When Texas A&M University freshman Amelie Berger is asked her age, she loves to tell the truth. The truth is she’ll be five years old tomorrow.
The environmental geosciences major says it will be good to celebrate this year on her actual birthday.
“On non-leap years, I celebrate on Feb. 28 because that keeps my birthday in February,” she says. Her parents usually do a little extra to celebrate when Leap Year rolls around and it falls on the actual date of her birth.
Berger says she always gets jokes such as “You’re so advanced for your age!” or “Wow! You’re so young and you’re in college!” or “Nope! No birthday for you this year!” Some friends would wish her an “early birthday” on the 28th and a “belated birthday” on March 1st.
Although being a leap year baby does have its advantages, it can also create problems. For example, some computers won’t accept Feb. 29 as a birthdate, and she has to use Feb. 28 instead. Then, because it doesn’t match her ID information, some computers won’t accept that date either.
“One day I was signing up for a bus pass and the lady at the counter asked me for my birthday,” Berger explains. “When I said Feb. 29, she entered it in her computer system and it wouldn’t take it. She informed me there were only 28 days in February!”
With her mom being an American and her dad from France, Berger was born in Paris and lived in France until she turned 18. When it came time to pick a college, she Googled schools with environmental sciences programs both in Texas, where she has family, and in France. She found Texas A&M and “fell in love” with the program.
She says she had no idea what she was getting into because she had never heard of Texas A&M.
“I was so surprised and amazed when I attended my new student conference and Fish Camp. I had no idea how many traditions there are and how strong the Aggie Spirit is! I realized I couldn’t have chosen a better school,” she says.
Berger says French schools just focus on academics, so she had never experienced any kind of school spirit: “You can imagine the culture shock!”
There were also cultural references Berger didn’t understand, words such as “scantron” that she had never heard. Other things were amazing first-time experiences for her such as a football game. “There I was in the sea of maroon at Kyle Field,” she says.

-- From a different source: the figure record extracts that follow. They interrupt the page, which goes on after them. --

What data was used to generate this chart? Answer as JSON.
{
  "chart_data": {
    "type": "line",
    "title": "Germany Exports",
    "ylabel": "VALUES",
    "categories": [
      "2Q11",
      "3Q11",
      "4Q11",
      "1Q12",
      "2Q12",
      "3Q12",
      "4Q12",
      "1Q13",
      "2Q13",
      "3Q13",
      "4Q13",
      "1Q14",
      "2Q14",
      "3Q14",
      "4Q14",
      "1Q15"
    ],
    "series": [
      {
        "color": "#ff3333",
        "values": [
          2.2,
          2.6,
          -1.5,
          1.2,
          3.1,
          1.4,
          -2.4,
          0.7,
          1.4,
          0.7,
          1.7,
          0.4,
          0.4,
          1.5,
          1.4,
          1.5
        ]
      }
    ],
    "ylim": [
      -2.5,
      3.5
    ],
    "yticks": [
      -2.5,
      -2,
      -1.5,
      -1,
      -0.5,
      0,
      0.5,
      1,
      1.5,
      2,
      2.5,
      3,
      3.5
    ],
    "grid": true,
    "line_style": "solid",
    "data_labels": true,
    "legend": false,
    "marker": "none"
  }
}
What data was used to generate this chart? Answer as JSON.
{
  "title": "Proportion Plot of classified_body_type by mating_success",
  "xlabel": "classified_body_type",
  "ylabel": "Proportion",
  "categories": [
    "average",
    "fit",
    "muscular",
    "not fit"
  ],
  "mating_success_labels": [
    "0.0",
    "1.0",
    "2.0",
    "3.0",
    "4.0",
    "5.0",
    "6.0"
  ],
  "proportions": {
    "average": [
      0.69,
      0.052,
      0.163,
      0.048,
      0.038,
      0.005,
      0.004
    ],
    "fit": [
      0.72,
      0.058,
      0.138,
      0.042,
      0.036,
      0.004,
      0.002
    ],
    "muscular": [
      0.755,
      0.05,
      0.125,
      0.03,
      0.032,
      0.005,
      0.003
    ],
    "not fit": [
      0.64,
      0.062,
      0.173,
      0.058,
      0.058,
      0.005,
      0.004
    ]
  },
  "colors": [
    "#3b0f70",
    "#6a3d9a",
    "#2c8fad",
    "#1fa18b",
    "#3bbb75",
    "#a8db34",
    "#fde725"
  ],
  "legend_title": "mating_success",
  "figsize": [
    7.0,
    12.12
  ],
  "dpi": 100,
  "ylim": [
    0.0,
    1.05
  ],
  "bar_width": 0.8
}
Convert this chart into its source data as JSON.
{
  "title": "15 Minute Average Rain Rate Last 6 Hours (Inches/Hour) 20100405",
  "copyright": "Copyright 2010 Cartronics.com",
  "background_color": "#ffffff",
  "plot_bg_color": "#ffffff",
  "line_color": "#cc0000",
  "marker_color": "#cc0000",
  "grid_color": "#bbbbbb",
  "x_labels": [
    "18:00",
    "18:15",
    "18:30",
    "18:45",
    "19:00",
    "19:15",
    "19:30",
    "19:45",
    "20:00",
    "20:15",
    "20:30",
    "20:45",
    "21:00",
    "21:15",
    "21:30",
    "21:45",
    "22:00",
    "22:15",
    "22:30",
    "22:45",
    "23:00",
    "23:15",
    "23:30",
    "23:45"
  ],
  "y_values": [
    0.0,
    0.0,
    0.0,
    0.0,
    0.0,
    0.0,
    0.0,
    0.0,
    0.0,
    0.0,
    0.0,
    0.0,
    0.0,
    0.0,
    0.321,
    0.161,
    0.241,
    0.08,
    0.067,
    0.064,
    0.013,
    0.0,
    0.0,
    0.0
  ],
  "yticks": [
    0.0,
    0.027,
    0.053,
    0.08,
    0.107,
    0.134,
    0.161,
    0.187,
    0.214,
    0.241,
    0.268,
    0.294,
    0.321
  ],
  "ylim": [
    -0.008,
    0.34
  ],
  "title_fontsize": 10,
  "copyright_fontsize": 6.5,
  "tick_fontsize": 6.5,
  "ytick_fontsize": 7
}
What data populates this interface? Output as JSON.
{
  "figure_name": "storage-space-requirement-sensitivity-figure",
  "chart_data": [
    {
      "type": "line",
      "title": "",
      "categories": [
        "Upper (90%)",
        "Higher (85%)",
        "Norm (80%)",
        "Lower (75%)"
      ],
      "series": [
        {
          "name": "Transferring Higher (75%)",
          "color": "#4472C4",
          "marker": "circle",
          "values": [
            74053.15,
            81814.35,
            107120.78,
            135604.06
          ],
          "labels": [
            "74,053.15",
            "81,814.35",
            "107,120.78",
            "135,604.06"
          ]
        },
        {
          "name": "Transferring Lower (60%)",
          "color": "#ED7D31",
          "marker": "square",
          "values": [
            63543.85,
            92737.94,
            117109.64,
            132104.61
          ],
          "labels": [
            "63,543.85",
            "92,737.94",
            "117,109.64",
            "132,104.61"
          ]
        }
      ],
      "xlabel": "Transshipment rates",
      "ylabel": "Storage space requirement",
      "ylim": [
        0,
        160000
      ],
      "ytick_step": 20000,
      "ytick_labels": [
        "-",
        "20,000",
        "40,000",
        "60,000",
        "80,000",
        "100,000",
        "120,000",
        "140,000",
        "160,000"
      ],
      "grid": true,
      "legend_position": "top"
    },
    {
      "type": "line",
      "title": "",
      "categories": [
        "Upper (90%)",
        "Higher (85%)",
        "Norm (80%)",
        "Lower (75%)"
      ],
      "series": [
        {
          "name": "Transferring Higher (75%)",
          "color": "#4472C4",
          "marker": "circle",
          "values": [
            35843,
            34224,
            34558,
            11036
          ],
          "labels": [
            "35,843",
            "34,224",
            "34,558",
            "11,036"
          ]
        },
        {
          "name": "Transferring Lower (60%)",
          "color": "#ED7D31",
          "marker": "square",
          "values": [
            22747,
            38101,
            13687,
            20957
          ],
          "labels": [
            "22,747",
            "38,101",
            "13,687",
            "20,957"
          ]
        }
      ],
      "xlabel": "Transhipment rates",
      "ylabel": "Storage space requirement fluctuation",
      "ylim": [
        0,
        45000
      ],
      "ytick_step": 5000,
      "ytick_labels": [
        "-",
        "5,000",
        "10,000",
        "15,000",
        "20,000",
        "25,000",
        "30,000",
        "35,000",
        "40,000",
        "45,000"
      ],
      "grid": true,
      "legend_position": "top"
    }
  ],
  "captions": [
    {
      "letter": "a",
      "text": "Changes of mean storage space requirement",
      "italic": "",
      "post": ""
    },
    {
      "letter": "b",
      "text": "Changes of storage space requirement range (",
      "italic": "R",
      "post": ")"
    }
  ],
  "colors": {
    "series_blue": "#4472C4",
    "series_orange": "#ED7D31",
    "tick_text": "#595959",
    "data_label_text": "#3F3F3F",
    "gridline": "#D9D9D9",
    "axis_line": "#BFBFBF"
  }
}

It didn’t take the Aggie freshman long to become acclimated. She is a member of several student organizations, including the Environmental Issues Committee (EIC), Aggie French Club, Aggie Ice Skating Club and the TAMU Belly Dance Association. She adds that there were so many others she wanted to join, but she had to pick and choose.
Berger says she has to admit she enjoys seeing people’s reactions when she tells them she is turning five, “because they always have a puzzled expression on their faces for a couple seconds.”